Luhut juga mengungkap banyak izin skala usaha mikro, kecil, dan menengah (UMKM) yang diberikan kepada perusahaan asing. Bahkan, 39,7 persen di antaranya tidak memenuhi persyaratan usaha.
Ia mengatakan masalah-masalah ini muncul seiring pemulihan pariwisata Bali pascapandemi Covid-19. Menurutnya, jumlah kunjungan wisatawan mancanegara ke Bali hari ini sudah melampaui kondisi sebelum pandemi.
"Saya dan jajaran di @dewanekonomi.id melihat, bila tidak segera ditangani, masalah-masalah ini dapat berdampak besar bagi pariwisata Bali ke depan. Karena itu, bersama Bank Dunia kami sedang menyiapkan studi komprehensif untuk merancang pariwisata yang lebih berkualitas dan berkelanjutan," kata Luhut melalui akun Instagram, Rabu (20/8).
Direktur Eksekutif Center of Economic and Law Studies (Celios) Bhima Yudhistira berpendapat deretan masalah di Bali sebenarnya timbul karena kebijakan pemerintah.
Bhima mengatakan hal itu terjadi bahkan sejak Luhut menjabat Menteri Koordinator Bidang Investasi dan Kemaritiman. Ia berkata pemerintah membuka gerbang pariwisata Bali seluas-luasnya dengan bebas visa.
"Sehingga yang masuk ke Bali juga turis-turis yang tidak mampu mendorong kualitas pariwisatanya semakin naik," kata Bhima saat dihubungi CNNIndonesia.com, Kamis (21/8).
Kebijakan itu tidak dibarengi pengawasan yang baik. Bhima menyebut banyak bangunan liar yang didirikan, bahkan mengonversi sawah produktif.
Selain itu, pemerintah pusat telat menyediakan fasilitas transportasi publik memadai di Bali. Jumlah turis asing di Bali semakin meningkat, tetapi tidak ada angkutan publik yang bisa meredam kemacetan.
Bhima menyarankan pemerintah segera mengambil langkah konkret. Pertama, penegakan hukum terhadap pelanggaran izin tinggal dan visa investor.
Kedua, pemerintah harus mengkaji ulang kebijakan bebas visa di Bali. Ketiga, penindakan terhadap izin bangunan liar dan UMKM bagi perusahaan asing.
Keempat, harus segera ada pembangunan transportasi publik massal.
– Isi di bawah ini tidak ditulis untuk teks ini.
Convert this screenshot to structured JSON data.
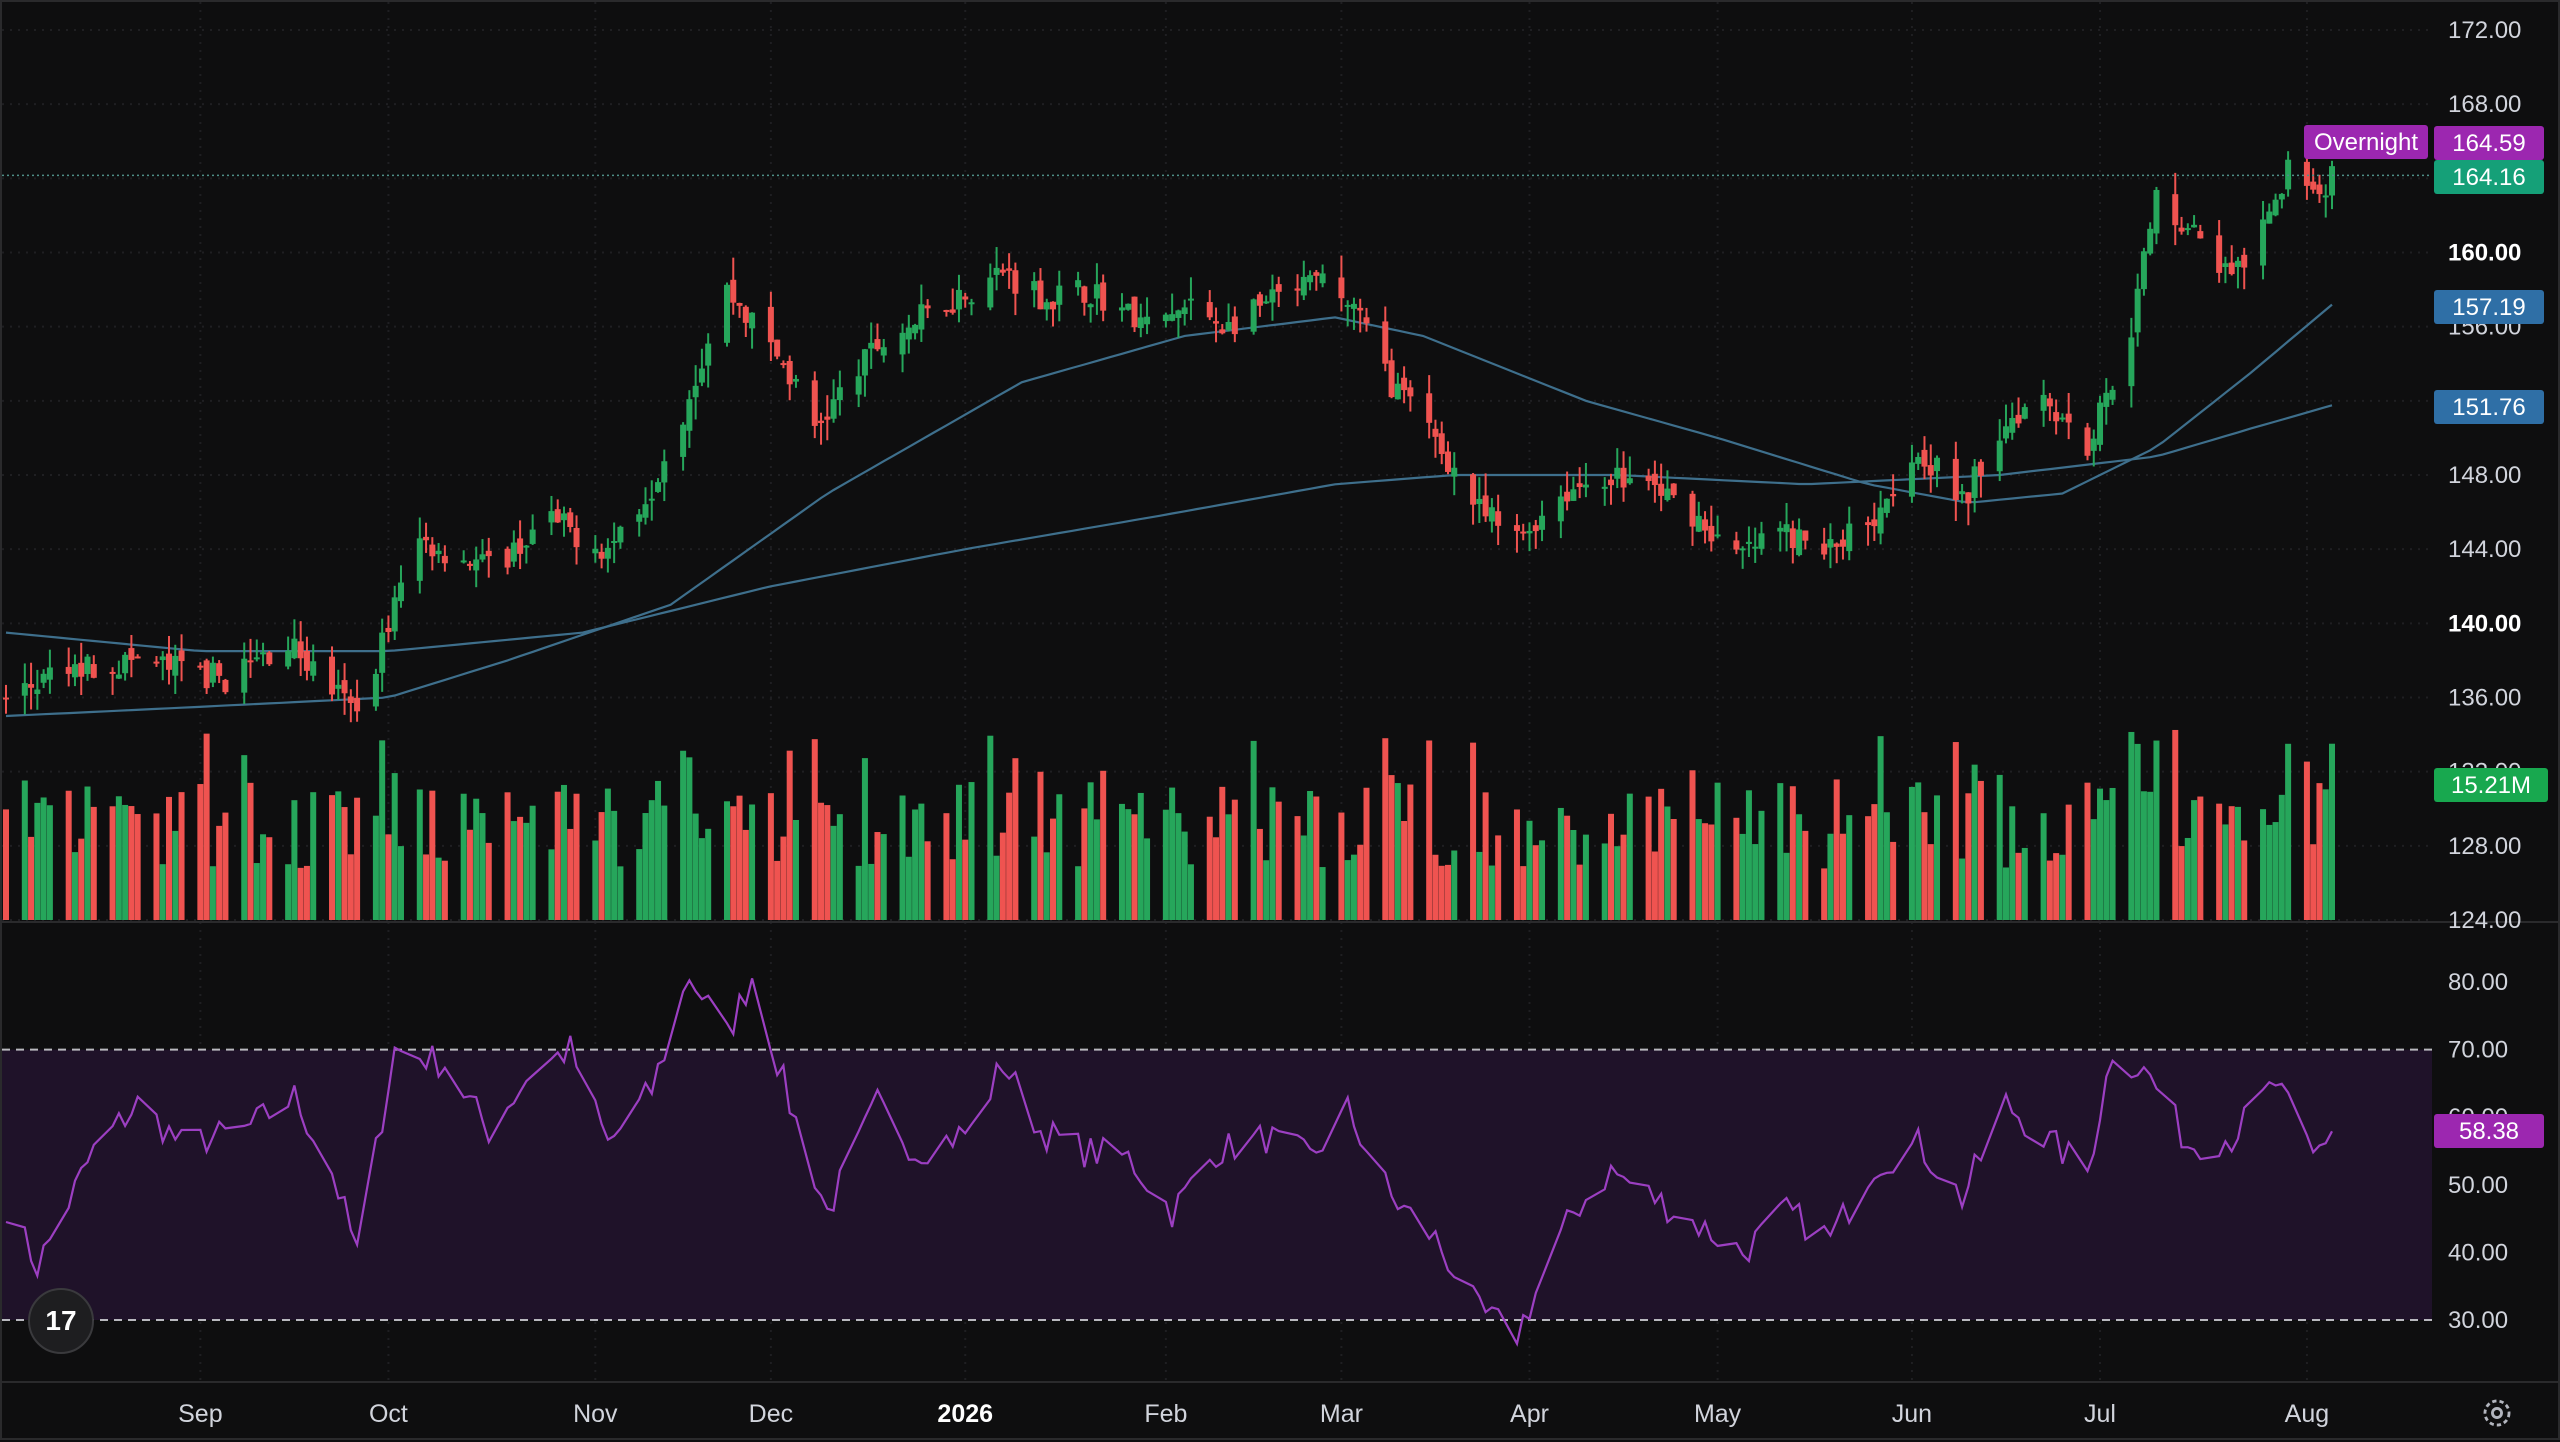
{
  "chart_data": {
    "type": "candlestick",
    "price_axis": {
      "ticks": [
        "172.00",
        "168.00",
        "164.00",
        "160.00",
        "156.00",
        "152.00",
        "148.00",
        "144.00",
        "140.00",
        "136.00",
        "132.00",
        "128.00",
        "124.00"
      ],
      "bold_ticks": [
        "160.00",
        "140.00"
      ],
      "range": [
        124,
        172
      ]
    },
    "time_axis": {
      "labels": [
        "Sep",
        "Oct",
        "Nov",
        "Dec",
        "2026",
        "Feb",
        "Mar",
        "Apr",
        "May",
        "Jun",
        "Jul",
        "Aug"
      ],
      "bold_labels": [
        "2026"
      ]
    },
    "price_anchors": [
      [
        "2025-08-01",
        136.0
      ],
      [
        "2025-08-12",
        137.5
      ],
      [
        "2025-08-22",
        138.0
      ],
      [
        "2025-09-05",
        137.0
      ],
      [
        "2025-09-15",
        139.0
      ],
      [
        "2025-09-26",
        135.0
      ],
      [
        "2025-10-02",
        141.0
      ],
      [
        "2025-10-06",
        144.5
      ],
      [
        "2025-10-17",
        143.0
      ],
      [
        "2025-10-27",
        145.5
      ],
      [
        "2025-11-05",
        144.0
      ],
      [
        "2025-11-12",
        147.5
      ],
      [
        "2025-11-17",
        151.5
      ],
      [
        "2025-11-24",
        158.0
      ],
      [
        "2025-12-03",
        154.0
      ],
      [
        "2025-12-08",
        150.5
      ],
      [
        "2025-12-18",
        155.0
      ],
      [
        "2025-12-30",
        157.5
      ],
      [
        "2026-01-07",
        159.0
      ],
      [
        "2026-01-14",
        157.5
      ],
      [
        "2026-01-21",
        158.0
      ],
      [
        "2026-01-30",
        156.0
      ],
      [
        "2026-02-06",
        157.0
      ],
      [
        "2026-02-12",
        156.0
      ],
      [
        "2026-02-20",
        157.5
      ],
      [
        "2026-02-27",
        158.5
      ],
      [
        "2026-03-04",
        157.0
      ],
      [
        "2026-03-10",
        153.0
      ],
      [
        "2026-03-17",
        150.0
      ],
      [
        "2026-03-24",
        146.0
      ],
      [
        "2026-03-30",
        144.5
      ],
      [
        "2026-04-06",
        147.0
      ],
      [
        "2026-04-13",
        148.0
      ],
      [
        "2026-04-20",
        147.5
      ],
      [
        "2026-04-27",
        146.0
      ],
      [
        "2026-05-04",
        143.5
      ],
      [
        "2026-05-11",
        145.0
      ],
      [
        "2026-05-18",
        143.8
      ],
      [
        "2026-05-26",
        146.0
      ],
      [
        "2026-06-02",
        149.5
      ],
      [
        "2026-06-09",
        146.5
      ],
      [
        "2026-06-16",
        151.0
      ],
      [
        "2026-06-22",
        152.5
      ],
      [
        "2026-06-29",
        149.5
      ],
      [
        "2026-07-06",
        156.0
      ],
      [
        "2026-07-10",
        163.0
      ],
      [
        "2026-07-16",
        161.0
      ],
      [
        "2026-07-22",
        158.5
      ],
      [
        "2026-07-28",
        161.5
      ],
      [
        "2026-08-01",
        165.5
      ],
      [
        "2026-08-05",
        163.0
      ],
      [
        "2026-08-07",
        164.16
      ]
    ],
    "ma_fast_anchors": [
      [
        "2025-08-01",
        135.0
      ],
      [
        "2025-09-01",
        135.5
      ],
      [
        "2025-10-01",
        136.0
      ],
      [
        "2025-10-20",
        138.0
      ],
      [
        "2025-11-15",
        141.0
      ],
      [
        "2025-12-10",
        147.0
      ],
      [
        "2026-01-10",
        153.0
      ],
      [
        "2026-02-05",
        155.5
      ],
      [
        "2026-03-01",
        156.5
      ],
      [
        "2026-03-15",
        155.5
      ],
      [
        "2026-04-10",
        152.0
      ],
      [
        "2026-05-01",
        150.0
      ],
      [
        "2026-05-25",
        147.5
      ],
      [
        "2026-06-10",
        146.5
      ],
      [
        "2026-06-25",
        147.0
      ],
      [
        "2026-07-10",
        149.5
      ],
      [
        "2026-07-25",
        153.5
      ],
      [
        "2026-08-07",
        157.19
      ]
    ],
    "ma_slow_anchors": [
      [
        "2025-08-01",
        139.5
      ],
      [
        "2025-09-01",
        138.5
      ],
      [
        "2025-10-01",
        138.5
      ],
      [
        "2025-11-01",
        139.5
      ],
      [
        "2025-12-01",
        142.0
      ],
      [
        "2026-01-01",
        144.0
      ],
      [
        "2026-02-01",
        145.8
      ],
      [
        "2026-03-01",
        147.5
      ],
      [
        "2026-03-20",
        148.0
      ],
      [
        "2026-04-15",
        148.0
      ],
      [
        "2026-05-15",
        147.5
      ],
      [
        "2026-06-15",
        148.0
      ],
      [
        "2026-07-10",
        149.0
      ],
      [
        "2026-07-25",
        150.5
      ],
      [
        "2026-08-07",
        151.76
      ]
    ],
    "rsi": {
      "ticks": [
        "80.00",
        "70.00",
        "60.00",
        "50.00",
        "40.00",
        "30.00"
      ],
      "range": [
        25,
        85
      ],
      "band": [
        30,
        70
      ],
      "anchors": [
        [
          "2025-08-01",
          47
        ],
        [
          "2025-08-06",
          38
        ],
        [
          "2025-08-15",
          55
        ],
        [
          "2025-08-22",
          62
        ],
        [
          "2025-08-29",
          56
        ],
        [
          "2025-09-08",
          58
        ],
        [
          "2025-09-16",
          63
        ],
        [
          "2025-09-22",
          52
        ],
        [
          "2025-09-26",
          40
        ],
        [
          "2025-10-02",
          70
        ],
        [
          "2025-10-10",
          68
        ],
        [
          "2025-10-17",
          58
        ],
        [
          "2025-10-24",
          67
        ],
        [
          "2025-10-30",
          70
        ],
        [
          "2025-11-05",
          56
        ],
        [
          "2025-11-12",
          64
        ],
        [
          "2025-11-18",
          81
        ],
        [
          "2025-11-24",
          72
        ],
        [
          "2025-11-28",
          81
        ],
        [
          "2025-12-04",
          62
        ],
        [
          "2025-12-10",
          46
        ],
        [
          "2025-12-18",
          62
        ],
        [
          "2025-12-24",
          55
        ],
        [
          "2026-01-02",
          58
        ],
        [
          "2026-01-07",
          68
        ],
        [
          "2026-01-13",
          58
        ],
        [
          "2026-01-20",
          55
        ],
        [
          "2026-01-27",
          54
        ],
        [
          "2026-02-03",
          46
        ],
        [
          "2026-02-10",
          55
        ],
        [
          "2026-02-18",
          57
        ],
        [
          "2026-02-25",
          54
        ],
        [
          "2026-03-03",
          61
        ],
        [
          "2026-03-10",
          48
        ],
        [
          "2026-03-17",
          42
        ],
        [
          "2026-03-24",
          31
        ],
        [
          "2026-03-30",
          28
        ],
        [
          "2026-04-03",
          36
        ],
        [
          "2026-04-08",
          46
        ],
        [
          "2026-04-14",
          52
        ],
        [
          "2026-04-21",
          48
        ],
        [
          "2026-04-28",
          44
        ],
        [
          "2026-05-05",
          40
        ],
        [
          "2026-05-12",
          46
        ],
        [
          "2026-05-19",
          42
        ],
        [
          "2026-05-26",
          53
        ],
        [
          "2026-06-02",
          56
        ],
        [
          "2026-06-09",
          48
        ],
        [
          "2026-06-16",
          62
        ],
        [
          "2026-06-22",
          57
        ],
        [
          "2026-06-29",
          52
        ],
        [
          "2026-07-03",
          70
        ],
        [
          "2026-07-09",
          66
        ],
        [
          "2026-07-15",
          56
        ],
        [
          "2026-07-22",
          57
        ],
        [
          "2026-07-29",
          65
        ],
        [
          "2026-08-04",
          54
        ],
        [
          "2026-08-07",
          58.38
        ]
      ]
    },
    "volume": {
      "max": 36000000,
      "last_label": "15.21M"
    },
    "badges": {
      "overnight_label": "Overnight",
      "overnight_price": "164.59",
      "last_price": "164.16",
      "ma_fast": "157.19",
      "ma_slow": "151.76",
      "rsi_last": "58.38"
    },
    "colors": {
      "up": "#26a65b",
      "down": "#ef5350",
      "ma": "#3e6f8c",
      "rsi_line": "#9c3fc2",
      "rsi_band": "#1f1229",
      "last_price_badge": "#15a078",
      "overnight_badge": "#9c27b0",
      "ma_badge": "#2f6fa6",
      "volume_badge": "#18a84f"
    }
  },
  "ui": {
    "logo_text": "17"
  }
}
Bhima menyarankan moda MRT di tengah kota. Selain itu, transportasi penghubung ke utara Bali.
Bhima menilai kondisi Bali ini sudah mengkhawatirkan. Ia berpendapat pariwisata Bali bisa anjlok jika tidak ada langkah serius pemerintah dalam enam bulan ke depan.
"Waktu ada perang Thailand dan Kamboja, itu sebenarnya banyak wisatawan yang memandang Asia Tenggara, Bali, jadi salah satu destinasi pilihan. Momentum itu juga akhirnya enggak bisa dioptimalkan, salah satunya juga karena tadi masalah overtourism," ujarnya.
Analis Senior Indonesia Strategic and Economic Action Institution Ronny P. Sasmita meminta pemerintah membenahi Bali tanpa membatasi kunjungan wisatawan asing.
"Ekses negatifnya diatasi, bukannya dibatasi kunjungannya, karena kalau kunjungannya dibatasi justru akan mempengaruhi perekonomian Bali," kata Ronny.
Ia mengingatkan pariwisata menjadi salah satu sumber pendapatan devisa terbesar Indonesia. Bali menjadi kontributor utama dengan sumbangan setengah dari total kunjungan WNA ke Indonesia.
Bali ia nilai harus terus mencetak kunjungan turis asing. Ia khawatir perekonomian nasional akan terganggu bila permasalahan Bali tidak direspons dengan tepat dan cepat.
Ronny menyarankan pemerintah segera membenahi sejumlah kebijakan. Misalnya, memperbaiki tata kelola sampah.
Selain itu, pemerintah harus mengkaji ulang rencana penataan Bali. Ia menyebut harus ada kejelasan wilayah-wilayah mana saja di Bali yang masuk kategori wisata massal dan wisata khusus.
Ia menjelaskan wisata massal atau mass tourism meliputi daerah seperti pantai yang berpotensi dikunjungi banyak orang. Adapun wisata khusus atau special interest tourism dikunjungi turis secara terbatas dan lebih tertata.
"Kalau mass tourism, ya kalau banyak kunjungannya wajar. Kalau kunjungannya banyak lalu sampahnya berserahkan, ya itu salahnya pemerintah, bukan salahnya turis," ucap Ronny.
"Tapi kalau kunjungan itu berlimpah, tak terbatas ke special interest tourism, nah ini harus dipersoalkan. Ini kan destinasinya khusus dan harus dibatasi demi menjaga ekosistem, demi menjaga kelestarian budaya," katanya.